'I can see heaven; as no man or woman has ever seen... I have burned in the sun's outer rings... charred my wings on re-entry, fallen to Earth with a crash... but I can see heaven...'
von Sternberg's final creation around Marlene Dietrich's hollow stare was his most decadent. A story of a Princess in a mythical Eastern kingdom who seeks the love of her people with ever-grander cityscapes, a multitude of gifts, and lavish balls. Her delirium means that she aims to build the grandest kingdom in the history of time. At first, this ambition causes the people to love her, as streets are paved, glorious food gifted to the poor, jobs secured and every individual paid handsomely. But soon the mania causes people to talk- should streets be covered in gold in a civilised society? Should each resident have every desire fulfilled? - and the more she feels she does for the nation, the more they resent her for what she cannot do- guarantee them against death. When a plague that was thought to have been eradicated by the queen's sanitation plans returns, the people riot. The queen then becomes a recluse, and turns her attentions to the palace. She builds within it a holiday planet of gargantuan excess: over thirty years her army of designers, artists and labourers construct one thousand floors of golden heaven.

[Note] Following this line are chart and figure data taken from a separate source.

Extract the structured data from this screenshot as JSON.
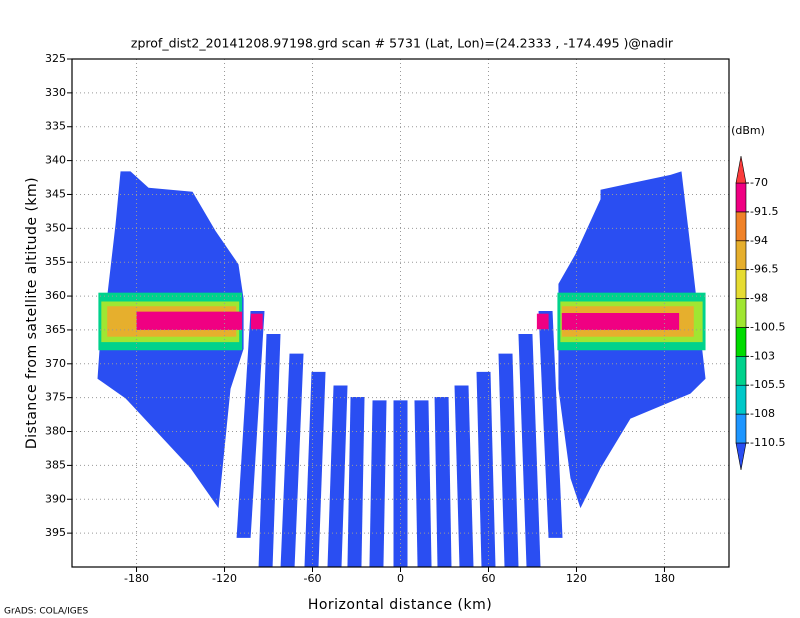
{
  "chart_data": {
    "type": "swath",
    "title": "zprof_dist2_20141208.97198.grd  scan # 5731  (Lat, Lon)=(24.2333 , -174.495 )@nadir",
    "x_label": "Horizontal distance (km)",
    "y_label": "Distance from satellite altitude (km)",
    "credit": "GrADS: COLA/IGES",
    "xlim": [
      -224,
      224
    ],
    "ylim": [
      325,
      400
    ],
    "y_inverted": true,
    "xticks": [
      -180,
      -120,
      -60,
      0,
      60,
      120,
      180
    ],
    "yticks": [
      325,
      330,
      335,
      340,
      345,
      350,
      355,
      360,
      365,
      370,
      375,
      380,
      385,
      390,
      395
    ],
    "grid": true,
    "colorbar": {
      "unit": "(dBm)",
      "levels": [
        -110.5,
        -108,
        -105.5,
        -103,
        -100.5,
        -98,
        -96.5,
        -94,
        -91.5,
        -70
      ],
      "colors": [
        "#2a4ef2",
        "#1e96ff",
        "#00c8c8",
        "#00d28c",
        "#00dc00",
        "#a0e632",
        "#e6dc32",
        "#e6af2d",
        "#f08228",
        "#f00082",
        "#fa3c3c"
      ]
    },
    "wings": [
      {
        "level": 0,
        "x": [
          -190.9,
          -184.1,
          -171.8,
          -141.8,
          -126.1,
          -110.5,
          -107.0,
          -107.0,
          -115.9,
          -124.1,
          -143.2,
          -187.5,
          -206.6,
          -204.5,
          -199.8,
          -194.3
        ],
        "y": [
          341.6,
          341.6,
          344.0,
          344.6,
          350.4,
          355.3,
          360.4,
          367.8,
          373.7,
          391.3,
          385.4,
          375.1,
          372.2,
          365.6,
          359.7,
          349.4
        ]
      },
      {
        "level": 0,
        "x": [
          136.4,
          184.1,
          191.6,
          199.1,
          208.0,
          197.7,
          156.8,
          136.4,
          122.7,
          115.9,
          107.7,
          107.7,
          119.3,
          136.4
        ],
        "y": [
          344.3,
          342.1,
          341.6,
          355.3,
          372.2,
          374.4,
          378.1,
          385.4,
          391.3,
          386.9,
          373.7,
          358.2,
          353.8,
          345.7
        ]
      }
    ],
    "strips": [
      {
        "level": 0,
        "x": [
          -97.5,
          -107.0
        ],
        "y": [
          362.2,
          395.7
        ]
      },
      {
        "level": 0,
        "x": [
          -86.6,
          -92.0
        ],
        "y": [
          365.6,
          400
        ]
      },
      {
        "level": 0,
        "x": [
          -70.9,
          -77.0
        ],
        "y": [
          368.5,
          400
        ]
      },
      {
        "level": 0,
        "x": [
          -55.9,
          -60.7
        ],
        "y": [
          371.2,
          400
        ]
      },
      {
        "level": 0,
        "x": [
          -40.9,
          -45.0
        ],
        "y": [
          373.2,
          400
        ]
      },
      {
        "level": 0,
        "x": [
          -29.3,
          -31.4
        ],
        "y": [
          374.9,
          400
        ]
      },
      {
        "level": 0,
        "x": [
          -14.3,
          -16.4
        ],
        "y": [
          375.4,
          400
        ]
      },
      {
        "level": 0,
        "x": [
          0,
          0
        ],
        "y": [
          375.4,
          400
        ]
      },
      {
        "level": 0,
        "x": [
          14.3,
          16.4
        ],
        "y": [
          375.4,
          400
        ]
      },
      {
        "level": 0,
        "x": [
          28.0,
          30.0
        ],
        "y": [
          374.9,
          400
        ]
      },
      {
        "level": 0,
        "x": [
          41.6,
          45.0
        ],
        "y": [
          373.2,
          400
        ]
      },
      {
        "level": 0,
        "x": [
          56.6,
          60.0
        ],
        "y": [
          371.2,
          400
        ]
      },
      {
        "level": 0,
        "x": [
          71.6,
          75.7
        ],
        "y": [
          368.5,
          400
        ]
      },
      {
        "level": 0,
        "x": [
          85.2,
          90.7
        ],
        "y": [
          365.6,
          400
        ]
      },
      {
        "level": 0,
        "x": [
          98.9,
          105.7
        ],
        "y": [
          362.2,
          395.7
        ]
      }
    ],
    "bands": [
      {
        "level": 3,
        "x": [
          -206,
          -108
        ],
        "y": [
          359.5,
          368
        ]
      },
      {
        "level": 5,
        "x": [
          -204,
          -110
        ],
        "y": [
          360.8,
          366.8
        ]
      },
      {
        "level": 7,
        "x": [
          -200,
          -112
        ],
        "y": [
          361.5,
          366
        ]
      },
      {
        "level": 9,
        "x": [
          -180,
          -108
        ],
        "y": [
          362.3,
          365
        ]
      },
      {
        "level": 3,
        "x": [
          107,
          208
        ],
        "y": [
          359.5,
          368
        ]
      },
      {
        "level": 5,
        "x": [
          109,
          206
        ],
        "y": [
          360.8,
          366.8
        ]
      },
      {
        "level": 7,
        "x": [
          110,
          200
        ],
        "y": [
          361.5,
          366
        ]
      },
      {
        "level": 9,
        "x": [
          110,
          190
        ],
        "y": [
          362.5,
          365
        ]
      },
      {
        "level": 9,
        "x": [
          -102,
          -94
        ],
        "y": [
          362.6,
          364.9
        ]
      },
      {
        "level": 9,
        "x": [
          93,
          101
        ],
        "y": [
          362.6,
          364.9
        ]
      }
    ]
  }
}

The delight of Sternberg's vision is that he sympathises with the queen. She seems to be the most obvious cypher yet for the director on screen- a grand artist whose delirious vision grew unfashionable. Indeed, it is unfathomable that any Post-war director in Hollywood could re-create Opulence's damaged innocence without turning it into a tediously judgmental morality play concerning wealth. Dietrich herself describes Opulence as her favourite film, and suggested in 1984 that:
'... modern Hollywood talks socialism; nary a big movie can be made that doesn't root for the little guy, and bash the powerful. And yet they are made by the biggest and richest. Hollywood is a rich man dressing as a poor man... and Josef was a poor man dressing as a rich man. They hated this... and they hate it even more now...Josef is seen as morally conservative because he wanted to make grand pictures... but he was a rebel, a dreamer, always foreign' 1
Indeed, a strength of Opulence is also a point for which it receieved criticism: There is no explanation of where the money comes from, where the country gets its riches. And the film evades easy feminist readings too- for although the Queen is powerful, she is also beautiful, and she loves her people; she leads without sentimentality, but cares, and ultimately is prone to lengthy bouts of internal wrangling.
In some grand crescendo (gifted to us by a dream from the night before), the queen draws plans for an entire planet that can motor under its own influence, but when her head architect (Lionel Atwill) jumps from the tallest tower of the palace in horror at the never-ending vastness of these ideas, she is distraught: her ambition cannot be sated, she cannot have victory over herself, she can only lose. The final sequence of the movie follows Dietrich from her 40-poster, forty metre bed, up a spiralling staircase moulded entirely from diamonds that cut her feet, through a cavernous parlour the size of The Vatican, into a great hall the size of Switzerland filled with an army of one million blonde children, through a 100 acre interior orchard filled with hand carved wooden trees, golden apples and felt grass studded with sequins, through a flea zoo, an elephant zoo, a Victorian toy room, a midget funfair, a hall of mirrors, entire floors filled with water, or food, or bean bags or nudists, up through levels of complete darkness (for quiet contemplation) and levels of brilliant, shadowless light (for honest self-evaluation), up a slide which inverts gravity, through ever grander and more plush dining rooms and lounges, bedrooms and halls, until finally coming to an elevator-for-one filled with silk cushions that goes to floor 99999, which is still incomplete.
From this point, we can see how close the construction is to the surface of the moon- Dietrich reaches out above her head and lays her hand on the surface, pulling back a handful of dusty cheddar. With tears in her eyes, she tastes the moon, and utters the final, famously stuttered, words:
'It. Needs. Salt. The Moon. Needs. Salt.'
Opulence Directed by Josef von Sternberg Produced by Josef von Sternberg Written by Josef Louys Starring Marlene Dietrich Lionel Atwill Paramount Pictures Release Date US: March 1937 UK: June 1937 Tagline: 'I Can See Heaven'
1. New Yorker interview, April 15, 1984.